By Anne Marie Dziekonski


Carla Davidson is a speech-language pathologist at Longridge Elementary School in Greece, NY (near Rochester). She uses Cued Speech on a daily basis while providing therapy to with children who are not deaf or hard-of-hearing. Carla learned to cue eight years ago and has not stopped since! She became fluent in Cued Speech while working with deaf students in private practice.

Carla uses Cued Speech in a variety of therapy sessions. She has a practical application of cueing for almost every student she works with. Carla frequently uses Cued Speech when working with children with articulation problems. She believes Cued Speech highlights children’s speech distortions and substitutions and helps them discriminate between sounds. Additionally, cueing allows Carla to show her students how sounds are blended and sequenced together to make words.

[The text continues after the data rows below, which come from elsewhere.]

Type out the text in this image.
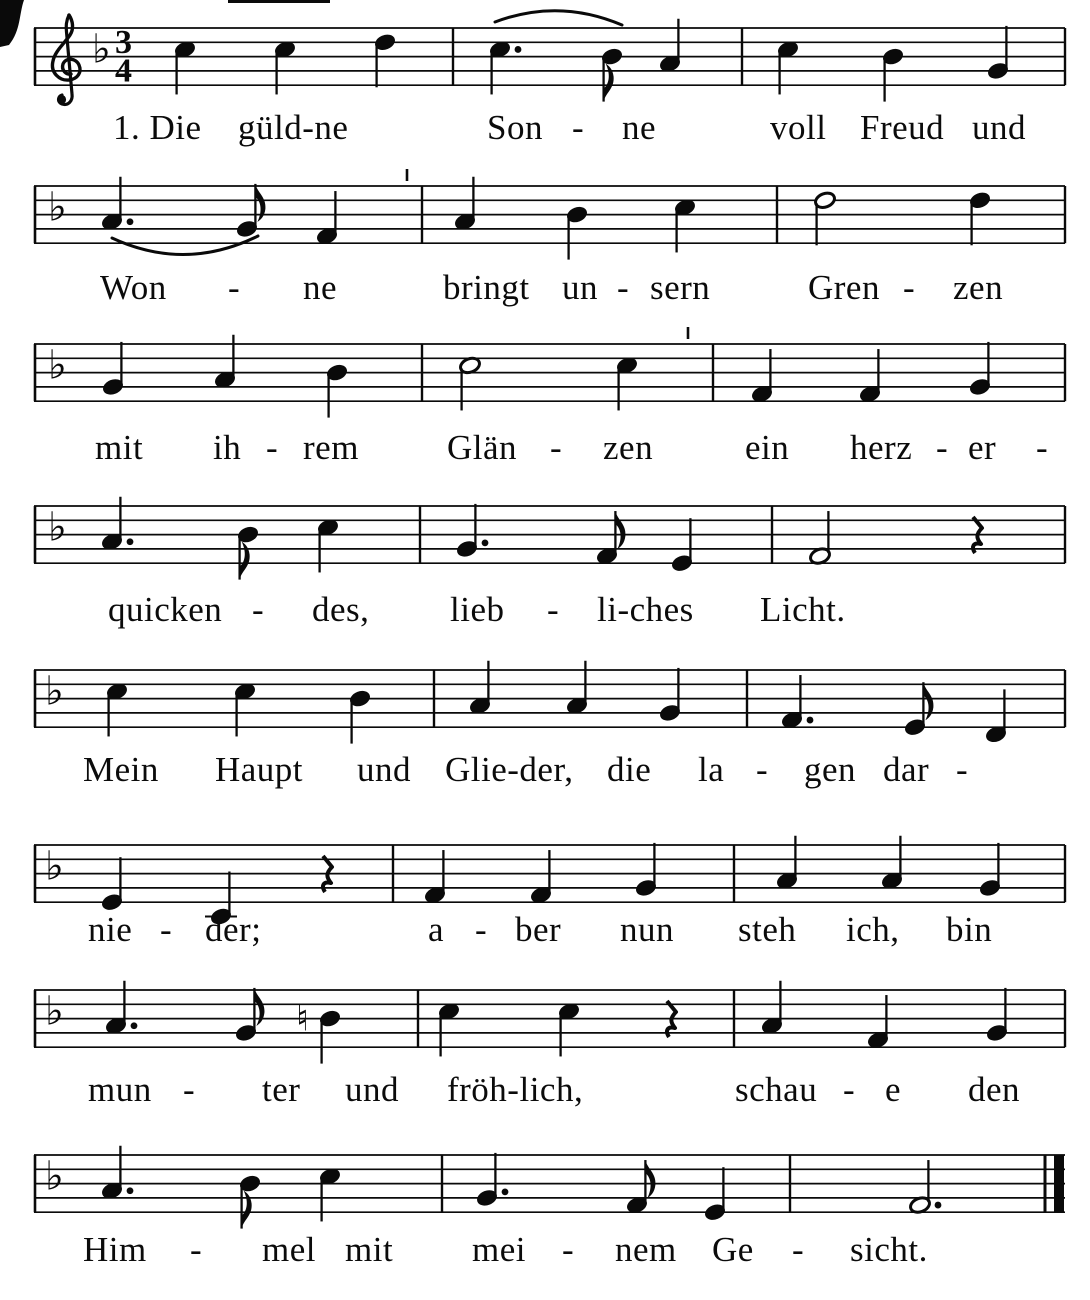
♭ 3
4
♭
♭
♭
♭
♭
♭	♮
♭
1. Die güld-ne	Son - ne	voll Freud und
Won - ne	bringt un - sern	Gren - zen
mit ih - rem	Glän - zen	ein herz - er -
quicken - des, lieb - li-ches Licht.
Mein Haupt und Glie-der, die la - gen dar -
nie - der;	a - ber nun steh ich, bin
mun - ter und fröh-lich,	schau - e den
Him - mel mit mei - nem Ge - sicht.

Carla finds that children can follow directions better when they are cued. For children who stutter, cueing provides information about normal rate and stress patterns, gives a visual representation of types of dysfluencies, and helps develop appropriate eye contact.

Carla has given presentations to her colleagues about Cued Speech and its applications. She is pleased with the results Cued Speech has had in her therapy and will continue to use Cued Speech in the future.

Anne Marie wrote this article as a graduate student in the Nazareth College Speech-Language Pathology specialty training program in deafness. Reprinted from On Cue 2003, issue 2.